1,5 million people live in Sahara, most of these in Mauritania, Morocco and Algeria. Dominant groups of people are Sahrawis, Tuareg and Negroids. The largest city is Nouakchott, Mauritania's capital. Other important cities are Tamanrasset, Algeria and Ghat, Libya.
What makes the Sahara a desert?
The Sahara is one of the hottest places on Earth. Even though temperatures there may rise to 136 F (57.7 C), its dryness, not heat, that makes a place like the Sahara a desert. The frozen continent of Antarctica is so dry that some scientists consider it a desert, too.
As the world’s largest desert, the Sahara receives less than three inches (7.6 cm) of rain a year. Even in its wettest areas, rain may arrive twice in one week, then not return for years.
Wind has name
Many of the Sahara’s winds have names from ancient times:
Haboob is the Arabic name for a wild, sand-laden wind.
Khamsin, also Arabic, means “50 days.” This wind sweeps across the desert from March through May, filling the air with sand.
The name of the desert wind harmattan comes from a word in the West African language Twi that means “to tear your breath apart.”
Sahara is more than sand dunes
Sand dunes make up only about 15 percent of the Sahara, but the desert is so huge (about three and a half million square miles or 5.63 million sq km) that even a single dune may be enormous. The sand dune known as the Libyan Erg is as big as France.

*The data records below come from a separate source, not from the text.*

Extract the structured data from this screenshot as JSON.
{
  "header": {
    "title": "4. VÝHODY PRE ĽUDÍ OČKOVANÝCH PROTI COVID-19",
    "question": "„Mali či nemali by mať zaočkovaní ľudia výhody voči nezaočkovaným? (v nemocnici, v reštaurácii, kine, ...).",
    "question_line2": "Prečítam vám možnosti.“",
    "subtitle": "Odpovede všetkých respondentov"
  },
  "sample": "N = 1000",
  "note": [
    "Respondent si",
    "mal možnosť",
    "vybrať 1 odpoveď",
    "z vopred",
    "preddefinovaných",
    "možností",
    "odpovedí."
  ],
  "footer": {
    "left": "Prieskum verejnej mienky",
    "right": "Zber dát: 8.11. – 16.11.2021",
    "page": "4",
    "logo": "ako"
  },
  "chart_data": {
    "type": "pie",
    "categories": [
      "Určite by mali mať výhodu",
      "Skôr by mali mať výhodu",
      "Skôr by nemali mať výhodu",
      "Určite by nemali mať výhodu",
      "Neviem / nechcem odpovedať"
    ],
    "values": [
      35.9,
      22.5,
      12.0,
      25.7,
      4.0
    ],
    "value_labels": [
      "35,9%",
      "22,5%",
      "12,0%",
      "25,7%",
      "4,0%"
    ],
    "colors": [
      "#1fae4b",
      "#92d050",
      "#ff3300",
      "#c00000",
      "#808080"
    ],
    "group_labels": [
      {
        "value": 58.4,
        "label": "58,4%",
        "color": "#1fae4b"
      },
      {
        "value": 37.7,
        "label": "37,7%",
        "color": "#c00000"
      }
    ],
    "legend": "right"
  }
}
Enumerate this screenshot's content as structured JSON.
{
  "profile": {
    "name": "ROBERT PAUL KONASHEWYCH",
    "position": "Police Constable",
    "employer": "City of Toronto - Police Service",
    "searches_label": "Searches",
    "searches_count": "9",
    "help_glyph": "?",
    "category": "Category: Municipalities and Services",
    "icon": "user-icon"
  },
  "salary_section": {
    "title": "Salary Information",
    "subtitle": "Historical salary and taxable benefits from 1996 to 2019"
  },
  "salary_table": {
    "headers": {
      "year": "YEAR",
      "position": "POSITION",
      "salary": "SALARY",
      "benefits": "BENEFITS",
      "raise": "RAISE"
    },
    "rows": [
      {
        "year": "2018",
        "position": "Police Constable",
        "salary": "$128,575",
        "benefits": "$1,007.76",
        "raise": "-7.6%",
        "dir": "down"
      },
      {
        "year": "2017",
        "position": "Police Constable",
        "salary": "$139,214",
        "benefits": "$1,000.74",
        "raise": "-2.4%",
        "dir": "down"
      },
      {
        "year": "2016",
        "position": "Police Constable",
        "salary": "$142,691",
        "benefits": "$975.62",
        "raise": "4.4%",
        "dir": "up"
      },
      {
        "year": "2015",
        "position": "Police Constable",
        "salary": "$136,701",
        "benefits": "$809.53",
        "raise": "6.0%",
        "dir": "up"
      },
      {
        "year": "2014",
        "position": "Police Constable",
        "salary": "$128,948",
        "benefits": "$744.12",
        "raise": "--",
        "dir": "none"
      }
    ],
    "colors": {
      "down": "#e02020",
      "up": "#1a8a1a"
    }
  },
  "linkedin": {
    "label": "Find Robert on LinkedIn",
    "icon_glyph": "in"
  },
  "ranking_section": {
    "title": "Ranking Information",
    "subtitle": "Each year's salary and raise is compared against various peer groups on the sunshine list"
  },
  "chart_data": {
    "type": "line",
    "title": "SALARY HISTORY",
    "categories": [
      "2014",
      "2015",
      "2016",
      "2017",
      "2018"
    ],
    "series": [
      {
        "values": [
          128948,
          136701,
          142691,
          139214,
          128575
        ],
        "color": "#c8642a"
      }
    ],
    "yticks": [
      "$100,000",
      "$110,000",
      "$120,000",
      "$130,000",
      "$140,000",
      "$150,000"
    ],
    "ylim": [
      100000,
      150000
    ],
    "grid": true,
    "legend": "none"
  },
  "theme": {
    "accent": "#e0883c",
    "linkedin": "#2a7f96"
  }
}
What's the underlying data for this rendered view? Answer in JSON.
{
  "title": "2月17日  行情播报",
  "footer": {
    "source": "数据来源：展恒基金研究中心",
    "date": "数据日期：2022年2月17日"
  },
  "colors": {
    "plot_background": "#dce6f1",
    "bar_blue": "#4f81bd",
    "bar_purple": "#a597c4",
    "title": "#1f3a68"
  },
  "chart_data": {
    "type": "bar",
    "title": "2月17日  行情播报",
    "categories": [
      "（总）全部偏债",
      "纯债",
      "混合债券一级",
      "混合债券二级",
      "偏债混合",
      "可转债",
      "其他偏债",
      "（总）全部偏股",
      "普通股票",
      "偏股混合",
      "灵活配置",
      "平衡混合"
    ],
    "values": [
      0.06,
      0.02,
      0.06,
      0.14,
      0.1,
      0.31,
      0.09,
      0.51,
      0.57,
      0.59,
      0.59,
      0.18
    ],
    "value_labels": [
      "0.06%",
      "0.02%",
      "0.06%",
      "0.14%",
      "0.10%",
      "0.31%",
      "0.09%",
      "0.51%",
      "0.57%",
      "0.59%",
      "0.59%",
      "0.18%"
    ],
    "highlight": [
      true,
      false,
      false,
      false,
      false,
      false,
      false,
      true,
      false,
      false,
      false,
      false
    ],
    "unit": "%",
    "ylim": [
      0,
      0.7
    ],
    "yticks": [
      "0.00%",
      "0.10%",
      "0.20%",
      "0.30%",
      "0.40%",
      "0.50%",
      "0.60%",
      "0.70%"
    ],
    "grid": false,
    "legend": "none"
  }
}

About 70 percent of the Sahara consists of rocky plains covered with stones and gravel. Shale and limestone plateaus or mountain ranges make up the rest.
Just to remember....
Only 200,000 km? of Sahara are fertile oases, where dates, corn and fruits are grown. The spread of Sahara is part of a process starting at least 8,000 years ago, when this region was still fertile. The few fertile regions today are fed by underground rivers and underground basins. Oases are in almost all cases depressions (areas under sea level) where water pops up from underground.